Поначалу писалось ему трудно. В мыслях у него складывались увлекательнейшие пассажи, остроумнейшие обороты, легко, словно камень в воде, он поднимал их на поверхность озера своих представлений; но когда он хотел вытащить их целиком, перенести на бумагу, они тяжелели и у него не хватало сил. Он еще предъявлял к себе какие-то требования и страдал, не умея удовлетворить их. Видел идеал и не мог подойти к нему, переходил лишь из одной передней в другую. Позднее, заметив, что жажду признания легче утолить другим способом, он выбрал путь полегче. Он не искал больше слов, а держал наготове шаблоны, благодаря которым его стиль стал чище, глаже, ровнее, однообразнее. А вместе со стилем так же видоизменялись его наблюдения и мысли.
Чаши признания, которые он осушал, увеличились, но бочками, которых он желал себе, они не стали. Он был достаточно умен, чтобы понимать: виной тому чересчур затасканные шаблоны. Однако он был уже слишком ленив (слишком стар, говорил он), чтобы сменить их, хотя и достаточно энергичен, чтобы продавать их в других местах — в кино, на радио, на телевидении. У него было денег больше, чем когда бы то ни было, но поскольку он общался с людьми, у которых их тоже было много, и даже еще больше, и подражал этим людям, ему тоже требовалось еще больше. Тоска по славе романиста была забыта, как пуговица, закатившаяся под кровать. Стоит ли изнурять себя работой только для того, чтобы несколько тысяч людей знали его имя и потому осмеливались судить о нем? Легче было всюду показываться, во всем участвовать, принимать все приглашения, заботиться, чтобы несколько важных лиц говорили о нем только хорошее, и держаться подальше от тех, кто впал в немилость.
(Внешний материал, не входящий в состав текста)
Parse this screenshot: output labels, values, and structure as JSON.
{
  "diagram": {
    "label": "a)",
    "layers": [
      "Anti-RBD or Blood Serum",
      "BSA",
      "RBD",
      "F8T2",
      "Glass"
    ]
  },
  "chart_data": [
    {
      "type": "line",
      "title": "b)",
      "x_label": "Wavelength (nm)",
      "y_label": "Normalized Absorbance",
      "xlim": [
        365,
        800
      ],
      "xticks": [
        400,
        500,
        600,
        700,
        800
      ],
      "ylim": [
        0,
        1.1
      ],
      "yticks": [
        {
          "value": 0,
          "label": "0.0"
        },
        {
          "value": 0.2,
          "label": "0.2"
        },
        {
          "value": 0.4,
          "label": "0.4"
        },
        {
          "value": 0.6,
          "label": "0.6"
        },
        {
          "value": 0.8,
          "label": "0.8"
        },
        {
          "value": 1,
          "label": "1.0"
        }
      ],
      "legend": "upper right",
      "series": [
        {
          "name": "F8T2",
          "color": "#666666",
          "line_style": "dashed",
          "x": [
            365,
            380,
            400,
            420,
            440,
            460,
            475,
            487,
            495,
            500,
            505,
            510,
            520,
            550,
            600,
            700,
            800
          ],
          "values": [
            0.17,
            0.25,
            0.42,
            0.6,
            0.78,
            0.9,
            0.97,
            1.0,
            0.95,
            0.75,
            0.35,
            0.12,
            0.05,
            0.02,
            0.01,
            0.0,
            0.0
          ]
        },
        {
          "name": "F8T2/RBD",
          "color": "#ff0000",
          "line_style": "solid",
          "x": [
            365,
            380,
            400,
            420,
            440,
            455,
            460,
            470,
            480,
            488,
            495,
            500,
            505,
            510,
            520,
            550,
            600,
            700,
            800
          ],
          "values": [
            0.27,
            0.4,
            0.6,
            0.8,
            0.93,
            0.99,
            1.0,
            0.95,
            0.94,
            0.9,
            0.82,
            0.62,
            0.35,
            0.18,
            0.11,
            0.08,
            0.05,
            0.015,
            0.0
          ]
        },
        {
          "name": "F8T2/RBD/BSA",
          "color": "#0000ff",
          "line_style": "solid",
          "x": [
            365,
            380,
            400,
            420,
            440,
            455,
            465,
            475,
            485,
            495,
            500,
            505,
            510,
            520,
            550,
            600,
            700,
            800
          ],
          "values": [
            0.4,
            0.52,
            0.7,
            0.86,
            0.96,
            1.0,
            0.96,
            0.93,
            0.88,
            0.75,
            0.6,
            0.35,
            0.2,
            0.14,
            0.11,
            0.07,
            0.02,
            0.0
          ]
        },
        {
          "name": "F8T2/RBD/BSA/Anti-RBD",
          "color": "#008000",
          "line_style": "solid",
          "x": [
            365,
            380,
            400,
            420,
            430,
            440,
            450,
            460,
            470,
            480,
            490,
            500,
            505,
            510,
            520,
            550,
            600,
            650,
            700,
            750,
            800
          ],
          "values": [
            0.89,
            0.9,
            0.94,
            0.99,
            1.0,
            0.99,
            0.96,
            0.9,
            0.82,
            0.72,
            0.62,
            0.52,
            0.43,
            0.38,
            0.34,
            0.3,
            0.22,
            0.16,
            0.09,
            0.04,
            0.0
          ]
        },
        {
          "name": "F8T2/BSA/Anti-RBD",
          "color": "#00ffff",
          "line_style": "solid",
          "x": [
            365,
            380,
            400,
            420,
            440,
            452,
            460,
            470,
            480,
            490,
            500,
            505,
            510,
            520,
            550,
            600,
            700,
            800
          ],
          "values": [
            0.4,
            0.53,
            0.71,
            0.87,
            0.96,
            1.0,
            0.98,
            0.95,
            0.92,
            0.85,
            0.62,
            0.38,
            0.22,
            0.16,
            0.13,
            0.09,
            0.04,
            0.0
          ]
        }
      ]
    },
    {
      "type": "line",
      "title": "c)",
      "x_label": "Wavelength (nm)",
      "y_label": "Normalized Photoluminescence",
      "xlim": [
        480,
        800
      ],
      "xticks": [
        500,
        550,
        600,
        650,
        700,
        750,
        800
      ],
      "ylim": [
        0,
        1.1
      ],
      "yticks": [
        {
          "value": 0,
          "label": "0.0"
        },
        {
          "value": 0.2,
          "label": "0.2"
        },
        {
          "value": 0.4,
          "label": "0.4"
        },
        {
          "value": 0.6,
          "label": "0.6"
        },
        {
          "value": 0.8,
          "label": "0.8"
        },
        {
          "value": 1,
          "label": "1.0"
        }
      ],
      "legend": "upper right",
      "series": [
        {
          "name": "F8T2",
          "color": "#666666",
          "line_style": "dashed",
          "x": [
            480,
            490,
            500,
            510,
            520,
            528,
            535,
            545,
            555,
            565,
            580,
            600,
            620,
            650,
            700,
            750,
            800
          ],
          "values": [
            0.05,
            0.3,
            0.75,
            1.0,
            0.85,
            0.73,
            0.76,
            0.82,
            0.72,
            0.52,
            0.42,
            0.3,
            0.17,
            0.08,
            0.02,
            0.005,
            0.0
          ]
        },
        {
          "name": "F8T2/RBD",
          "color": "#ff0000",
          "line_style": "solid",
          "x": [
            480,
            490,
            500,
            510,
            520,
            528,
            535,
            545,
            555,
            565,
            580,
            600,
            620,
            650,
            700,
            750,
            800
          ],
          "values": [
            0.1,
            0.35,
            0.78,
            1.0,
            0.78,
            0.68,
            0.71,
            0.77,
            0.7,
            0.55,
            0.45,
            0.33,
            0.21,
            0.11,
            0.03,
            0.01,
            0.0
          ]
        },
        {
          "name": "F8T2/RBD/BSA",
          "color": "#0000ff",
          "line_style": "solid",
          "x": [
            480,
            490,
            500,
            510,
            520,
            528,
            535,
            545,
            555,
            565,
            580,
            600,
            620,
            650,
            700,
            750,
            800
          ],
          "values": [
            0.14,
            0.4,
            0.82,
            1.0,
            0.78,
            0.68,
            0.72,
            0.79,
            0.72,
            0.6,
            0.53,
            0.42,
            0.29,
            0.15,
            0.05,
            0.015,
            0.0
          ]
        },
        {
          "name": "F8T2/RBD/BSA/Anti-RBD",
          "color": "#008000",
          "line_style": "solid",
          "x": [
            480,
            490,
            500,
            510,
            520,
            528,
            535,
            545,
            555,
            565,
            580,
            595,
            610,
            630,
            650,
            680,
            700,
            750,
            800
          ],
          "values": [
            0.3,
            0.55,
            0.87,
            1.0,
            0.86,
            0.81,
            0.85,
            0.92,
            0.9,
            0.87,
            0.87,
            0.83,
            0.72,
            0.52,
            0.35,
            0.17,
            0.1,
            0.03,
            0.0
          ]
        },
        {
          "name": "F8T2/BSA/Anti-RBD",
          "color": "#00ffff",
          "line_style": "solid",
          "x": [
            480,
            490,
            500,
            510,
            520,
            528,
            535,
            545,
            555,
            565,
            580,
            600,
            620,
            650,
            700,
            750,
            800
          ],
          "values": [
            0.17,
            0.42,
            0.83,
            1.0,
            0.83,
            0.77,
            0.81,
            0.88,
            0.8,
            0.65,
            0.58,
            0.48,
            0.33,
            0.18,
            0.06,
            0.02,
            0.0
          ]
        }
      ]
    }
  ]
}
Тем самым его отношение к людям вступило в третью стадию. В первой решали только симпатия и антипатия. Во второй все люди в расчете на будущие книги делились на интересные и неинтересные характеры. Теперь его занимала только их влиятельность, которой он мог бы при надобности воспользоваться. Исходя из этого, он искал и жену. Но не нашел. Влиятельные были замужем, честолюбивые — это молодые колючки, которые он не хотел всаживать себе в тело. Поэтому он остановился на Улле и о том не жалел. Большего, чем она могла ему дать, он и не ожидал. Он даже не собирался научить ее машинописи. Она была средством против одиночества, которого он боялся, она баловала его и не беспокоила. Более высоких требований он ей не предъявлял. Как и к самому себе.
Но другие их предъявляли к нему. Пройс, например. Он брал теперь не все, что Пауль предлагал. И другие газеты находили отговорки. Все, что он знал и умел, было израсходовано. Он был пуст. Старые шаблоны больше не годились. Он пристроился на радио, писал тексты для развлекательных программ, срочно, в течение нескольких часов, по телефонному заказу, — дурацкие банальности, которые слушают за мытьем посуды и тут же забывают.
В это время он снова вспомнил о своей книге, которую тогда так легкомысленно принес в жертву идолу по имени Правда. Ему он больше не поклонялся. Поскольку он и к себе уже не относился серьезно, мог смотреть на пережитое со стороны и набил руку, ему удалось сделать из старой, устаревшей книги новую, актуальную.
Она была неплоха, это он знал. Но что ее отметили премией, это его удивило — и раззадорило. Получив известие, он и обрадовался, и устыдился. Премия заставила его осознать, какой легкий путь он избрал. Но он покажет наградившим, на что способен.
И вот он приезжает, подъезжает, тормозит, вылезает. Слишком рано. Он прогуливается, с женой под руку, по парку, садится на скамейку, курит; свои обвинения он не забыл, но отложил. А может быть, он и не выдвинет их. Не из великодушия — из осторожности. Они легко могут превратиться в самообвинение.